Quando se comenta um texto recorta-se sempre o que se achou relevante ou o que nos interessa. Quando se escreve algo não se pode escolher o que os outros acharão relevante ou o que os vai interessar. O que é uma coisa diferente de deturpar o que foi escrito. Aqui não há, penso eu, nenhuma deturpação do que foi escrito pelo que a ideia de má fé é altamente exagerada e não ajuda, ela própria, ao debate.
Dito isto, não me “atrapalha” em nada, nem percebo porque haveria de atrapalhar, a ideia da responsabilidade do centro-esquerda. Aliás, o meu “recorte” começa por aí mesmo. Não passo o resto do comentário a falar disso? Pois não: sim o centro esquerda aplicou a agenda da direita e deve ser responsabilizado. Não me interessa muito um debate sobre “proporções” de responsabilidade. Mas interessa discutir a própria responsabilização da esquerda que não aplicou o programa da direita por uma vitória da direita. Se tivesse embarcado no poder mudaria tudo? Ou teria lá estado para fazer essencialmente a mesma política de direita?
E interessa-me mais a posição da esquerda relativamente à responsabilidade do PS. Um problema que começa na avaliação das causas da aplicação pelos PS da agenda liberal. Pode-se sugerir que foi um descuido, uma desorientação, um momento mau, mas não será uma mutação duradoura?
E interessa-me a conclusão tirada sobre o papel da esquerda à esquerda do PS (e para não me acusarem de tresler nada deixo as frases: essa esquerda “não percebeu que esta era o momento para estar disponível para entrar no barco do poder e pressionar uma social-democracia desorientada” e “têm de ser um elemento eficaz de pressão para conseguir reagrupar forças e para obrigar o renitente centro-esquerda a mudar de rumo.”
Está em causa um modo de conceber o papel da esquerda e a discussão está aqui.
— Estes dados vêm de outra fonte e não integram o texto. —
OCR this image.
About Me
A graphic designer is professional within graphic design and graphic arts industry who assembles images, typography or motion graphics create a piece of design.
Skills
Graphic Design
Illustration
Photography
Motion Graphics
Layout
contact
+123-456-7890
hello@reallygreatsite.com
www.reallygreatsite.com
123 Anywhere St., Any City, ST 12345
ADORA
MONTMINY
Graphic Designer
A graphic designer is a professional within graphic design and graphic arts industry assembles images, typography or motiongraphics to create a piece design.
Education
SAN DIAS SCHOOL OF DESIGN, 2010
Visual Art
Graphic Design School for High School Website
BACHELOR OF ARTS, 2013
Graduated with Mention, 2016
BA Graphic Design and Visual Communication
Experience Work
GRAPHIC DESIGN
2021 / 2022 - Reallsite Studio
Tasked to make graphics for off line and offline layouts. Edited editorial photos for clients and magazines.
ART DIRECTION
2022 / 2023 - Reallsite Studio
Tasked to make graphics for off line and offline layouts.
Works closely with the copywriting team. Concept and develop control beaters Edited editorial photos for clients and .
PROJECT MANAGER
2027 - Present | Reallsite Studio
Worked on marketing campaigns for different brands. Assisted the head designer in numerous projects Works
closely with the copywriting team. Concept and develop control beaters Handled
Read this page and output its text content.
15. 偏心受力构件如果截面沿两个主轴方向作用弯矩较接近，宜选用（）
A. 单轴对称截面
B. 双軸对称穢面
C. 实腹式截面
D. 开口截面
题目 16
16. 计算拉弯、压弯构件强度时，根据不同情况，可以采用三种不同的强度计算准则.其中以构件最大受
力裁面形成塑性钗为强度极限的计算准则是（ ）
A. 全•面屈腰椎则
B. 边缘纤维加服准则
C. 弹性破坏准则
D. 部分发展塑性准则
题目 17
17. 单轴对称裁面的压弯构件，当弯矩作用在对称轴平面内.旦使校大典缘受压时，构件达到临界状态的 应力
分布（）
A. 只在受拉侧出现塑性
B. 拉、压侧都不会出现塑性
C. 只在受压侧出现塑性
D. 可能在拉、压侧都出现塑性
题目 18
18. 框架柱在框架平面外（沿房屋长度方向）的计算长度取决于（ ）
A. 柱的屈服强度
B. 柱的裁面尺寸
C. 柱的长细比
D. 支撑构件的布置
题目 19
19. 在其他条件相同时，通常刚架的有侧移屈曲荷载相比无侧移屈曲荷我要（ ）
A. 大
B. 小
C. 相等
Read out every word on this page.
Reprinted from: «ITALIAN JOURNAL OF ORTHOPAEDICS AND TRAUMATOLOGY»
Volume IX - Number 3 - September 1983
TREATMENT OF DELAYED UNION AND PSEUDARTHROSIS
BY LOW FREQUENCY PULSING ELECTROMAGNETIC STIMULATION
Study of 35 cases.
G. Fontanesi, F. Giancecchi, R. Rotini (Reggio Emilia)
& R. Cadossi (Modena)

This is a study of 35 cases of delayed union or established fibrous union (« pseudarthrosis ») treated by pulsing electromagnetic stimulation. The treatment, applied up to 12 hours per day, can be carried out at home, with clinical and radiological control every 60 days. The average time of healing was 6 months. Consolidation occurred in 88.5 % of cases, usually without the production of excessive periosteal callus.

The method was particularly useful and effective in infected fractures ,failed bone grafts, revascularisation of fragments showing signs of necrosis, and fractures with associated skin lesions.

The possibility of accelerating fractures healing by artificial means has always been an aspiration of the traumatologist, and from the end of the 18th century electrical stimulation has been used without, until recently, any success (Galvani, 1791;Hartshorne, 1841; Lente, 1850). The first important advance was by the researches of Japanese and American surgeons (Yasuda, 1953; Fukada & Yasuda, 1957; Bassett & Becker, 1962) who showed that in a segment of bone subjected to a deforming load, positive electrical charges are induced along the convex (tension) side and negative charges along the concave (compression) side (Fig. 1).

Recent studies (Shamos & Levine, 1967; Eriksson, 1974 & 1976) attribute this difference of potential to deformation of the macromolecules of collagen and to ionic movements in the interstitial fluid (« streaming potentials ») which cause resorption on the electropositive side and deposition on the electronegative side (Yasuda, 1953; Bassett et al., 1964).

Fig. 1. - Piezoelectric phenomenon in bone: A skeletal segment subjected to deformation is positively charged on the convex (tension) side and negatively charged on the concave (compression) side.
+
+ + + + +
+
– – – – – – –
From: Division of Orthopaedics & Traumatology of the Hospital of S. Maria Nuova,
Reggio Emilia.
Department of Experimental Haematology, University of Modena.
O resto são fait-divers, não?

António Costa disse...

Pequenas notas:
O PS não está desorientado nem entrou em derivação, com Socrates, está igual a si próprio, isto é, liberal, conservador, sempre disponível para prestar vassalagem ao capital e ao imperialismo.
Este é o percurso histórico do PS e de toda a família política em que se insere em toda a europa e no designado "mundo livre".
O papel da esquerda não passa por ser moleta de políticas liberais, mesmo encaputadas com um discurso social-democrata, não é por entrar para o governo ou assumir compromissos parlamentares de apoio a um governo PS que vai conseguir que este mude de rumo.
Jamais o PS estará disponível para mudar de rumo, outros já tentaram e foram derrotados ou simplesmente sujeitaram-se, em nome de: se persistirmos talvez consigamos...blá...blá...blá.
A esquerda é que, imperiosamente, tem que mudar de rumo, assumindo as suas responsabilidades de modo claro e preciso, sem perder tempo com questões irrelevantes e politicamente oportunistas, isto é, a reboque de uma pretensa social-democracia, que já nem isso é, para a chamar à razão, para a pressionar de modo a obrigá-la a mudar de rumo, a orientá-la, porque, coitada, está desorientada.
A situação da esquerda é de si bastante difícil, tendo em consideração:
o refluxo das lutas e na capacidade de organização e acção dos movimentos sociais colectivamente organizados;
a profunda divisão histórica em que se encontra e não demonstra capacidade de a ultrapassar.
Estes e outros são os temas em que nos devíamos empenhar, e deixarmo-nos de perder tempo com casos e causas perdidas.
Garanto: estou de boa-fé, posso é estar deslocado, mas se for o caso retiro-me.